I dimly perceive what Ocado was trying to tell us: it is moving away from being just an online grocer to selling its technology to other grocery companies, as well as applying it to related industries.

So why not just say that? It is not as if anyone talks like the Ocado statement in real life. I heard Tim Steiner, the company’s chief executive, speaking comprehensible English on the BBC Radio 4 Today programme last week.

Convoluted company announcements sometimes result from too many departments being involved in the writing, but that doesn’t look the case here. I don’t see, for example, the hand of a legal department, with its characteristic responsibility-averting passive voice.

I asked a public relations veteran and former head of communications for several of the world’s leading organisations why he thought companies produced this sort of gobbledegook. “I think I know how this happened,” he said of the Ocado statement. “Rising executives get encouraged to read cliché-ridden American business books.” Some of the books are worth reading; many are not. But their clichés find their way into corporate press releases.

Like me, the old PR hand, who is still active in business and who I agreed not to name, did not see the involvement of too many corporate departments in this one. On the contrary, he suspected that the communications department wrote the statement, and other departments looked at it and could see no reason to get involved. “Legal says: ‘It’s not actionable.’ The company secretary says: ‘It's not against stock exchange rules,’ and so it falls between the stools,” he told me.

But why doesn’t anyone suggest taking them out? Don’t chief executives object to these statements? They often don’t see them, he said. Some chief executives are obsessed with certain aspects of grammar — they don’t like split infinitives, for example — and the communications department learns to avoid those. Some of the chief executives he worked with were wordsmiths, the PR man said, and would have poured scorn on the Ocado announcement. But others do not bother and the statements go out as they are.

There appears to be another factor at work here: Ocado was overeager to sound like a credible tech company. The company, best-known for its delivery vans, has concluded deals to supply its software and warehouse robot technology to supermarket companies in Canada, Europe, the US and Australia.

It has also invested in Karakuri, a start-up that is developing robots that put together ready-to-eat meals.

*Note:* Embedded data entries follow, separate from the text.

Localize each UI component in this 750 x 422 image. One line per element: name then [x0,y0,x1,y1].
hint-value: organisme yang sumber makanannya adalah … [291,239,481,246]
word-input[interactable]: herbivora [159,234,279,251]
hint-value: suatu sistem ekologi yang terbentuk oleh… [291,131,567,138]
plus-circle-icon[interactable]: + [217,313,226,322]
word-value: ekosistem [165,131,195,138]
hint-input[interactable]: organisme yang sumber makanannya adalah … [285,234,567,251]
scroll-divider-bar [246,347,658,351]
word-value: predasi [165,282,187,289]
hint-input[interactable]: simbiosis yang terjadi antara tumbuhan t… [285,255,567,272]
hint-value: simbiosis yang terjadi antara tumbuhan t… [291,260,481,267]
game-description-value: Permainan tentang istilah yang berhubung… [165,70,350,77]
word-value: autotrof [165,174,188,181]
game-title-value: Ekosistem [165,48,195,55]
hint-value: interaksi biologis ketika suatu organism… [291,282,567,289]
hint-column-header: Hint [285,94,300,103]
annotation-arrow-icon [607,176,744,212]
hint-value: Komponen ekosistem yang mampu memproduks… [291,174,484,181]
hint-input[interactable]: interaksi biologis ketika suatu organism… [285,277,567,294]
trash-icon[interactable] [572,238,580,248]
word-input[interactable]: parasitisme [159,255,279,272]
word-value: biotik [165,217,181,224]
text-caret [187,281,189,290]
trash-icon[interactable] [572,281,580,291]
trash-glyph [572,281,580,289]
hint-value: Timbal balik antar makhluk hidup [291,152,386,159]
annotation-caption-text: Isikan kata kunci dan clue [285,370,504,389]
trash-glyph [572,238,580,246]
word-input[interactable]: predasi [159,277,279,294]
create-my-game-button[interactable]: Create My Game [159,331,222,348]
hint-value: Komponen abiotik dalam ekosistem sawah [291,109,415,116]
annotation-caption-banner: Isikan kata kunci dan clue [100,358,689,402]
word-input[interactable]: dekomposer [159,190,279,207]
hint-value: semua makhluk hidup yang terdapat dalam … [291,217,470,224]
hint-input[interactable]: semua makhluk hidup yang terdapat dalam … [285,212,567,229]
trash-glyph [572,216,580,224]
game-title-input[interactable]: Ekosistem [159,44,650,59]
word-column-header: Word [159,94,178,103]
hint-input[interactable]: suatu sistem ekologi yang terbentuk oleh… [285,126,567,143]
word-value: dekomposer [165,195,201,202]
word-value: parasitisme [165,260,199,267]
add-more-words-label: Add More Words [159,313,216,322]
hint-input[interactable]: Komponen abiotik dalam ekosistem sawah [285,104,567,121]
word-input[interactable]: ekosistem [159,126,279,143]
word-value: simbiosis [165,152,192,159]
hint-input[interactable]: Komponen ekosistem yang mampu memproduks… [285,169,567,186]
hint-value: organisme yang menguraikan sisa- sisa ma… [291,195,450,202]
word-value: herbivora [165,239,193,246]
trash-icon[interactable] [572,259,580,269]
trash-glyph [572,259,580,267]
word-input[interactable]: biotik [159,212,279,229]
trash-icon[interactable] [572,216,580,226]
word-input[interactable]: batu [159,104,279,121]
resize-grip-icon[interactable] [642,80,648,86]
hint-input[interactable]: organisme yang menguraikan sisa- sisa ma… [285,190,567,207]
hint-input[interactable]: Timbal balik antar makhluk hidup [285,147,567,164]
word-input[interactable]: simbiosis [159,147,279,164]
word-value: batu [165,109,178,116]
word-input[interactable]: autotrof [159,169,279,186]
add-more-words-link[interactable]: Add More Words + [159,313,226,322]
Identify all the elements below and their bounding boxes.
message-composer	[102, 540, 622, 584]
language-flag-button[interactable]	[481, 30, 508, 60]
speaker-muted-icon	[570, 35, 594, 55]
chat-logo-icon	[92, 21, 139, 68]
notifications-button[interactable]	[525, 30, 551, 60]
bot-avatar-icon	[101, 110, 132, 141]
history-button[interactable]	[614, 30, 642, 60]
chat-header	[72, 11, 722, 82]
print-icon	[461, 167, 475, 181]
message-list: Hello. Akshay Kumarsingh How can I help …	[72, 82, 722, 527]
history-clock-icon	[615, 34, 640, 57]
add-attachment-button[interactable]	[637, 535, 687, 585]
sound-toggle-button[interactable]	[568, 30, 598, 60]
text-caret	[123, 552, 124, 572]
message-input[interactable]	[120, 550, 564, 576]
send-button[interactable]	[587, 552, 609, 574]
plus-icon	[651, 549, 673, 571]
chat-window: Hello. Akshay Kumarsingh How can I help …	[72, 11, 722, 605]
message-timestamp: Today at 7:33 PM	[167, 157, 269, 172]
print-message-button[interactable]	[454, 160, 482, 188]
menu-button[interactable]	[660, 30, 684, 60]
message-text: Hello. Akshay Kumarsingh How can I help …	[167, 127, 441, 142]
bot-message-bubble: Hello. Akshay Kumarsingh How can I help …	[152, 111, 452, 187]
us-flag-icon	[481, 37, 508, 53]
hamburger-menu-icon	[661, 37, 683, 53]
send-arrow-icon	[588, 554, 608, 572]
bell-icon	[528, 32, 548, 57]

In addition, it is putting money into “vertical farms”, in which food is grown on shelves indoors. (The “verticals” in the Ocado statement does not refer to the vertical farms; it is jargon for “other industries”.) This is all part of the company’s desire to be seen as something more than a “pure play” grocery delivery group.

Unlike its food, Ocado’s half-yearly statement was probably not meant for public consumption. Whoever wrote it was hoping to win the favour of stock market analysts. Some have been sceptical of Ocado’s technology ambitions in the past, but the shares have risen 12 per cent in the past 12 months and one analyst recently said that, by providing robot-enabled facilities to other supermarkets, the company could become the “Microsoft of retail”.

All groups have their own way of speaking and Ocado was trying to talk, or at least write, the way it thinks analysts do. What looks like jargon to the rest of the world often seems fine to a specialised crowd. You have to find your gobbledegook gang.

Only stock market tech analysts know whether its statement hit the spot. But the problem for Ocado of trying to get in with the analysts is that by trying to get down with the kids, you risk sounding silly to everyone else.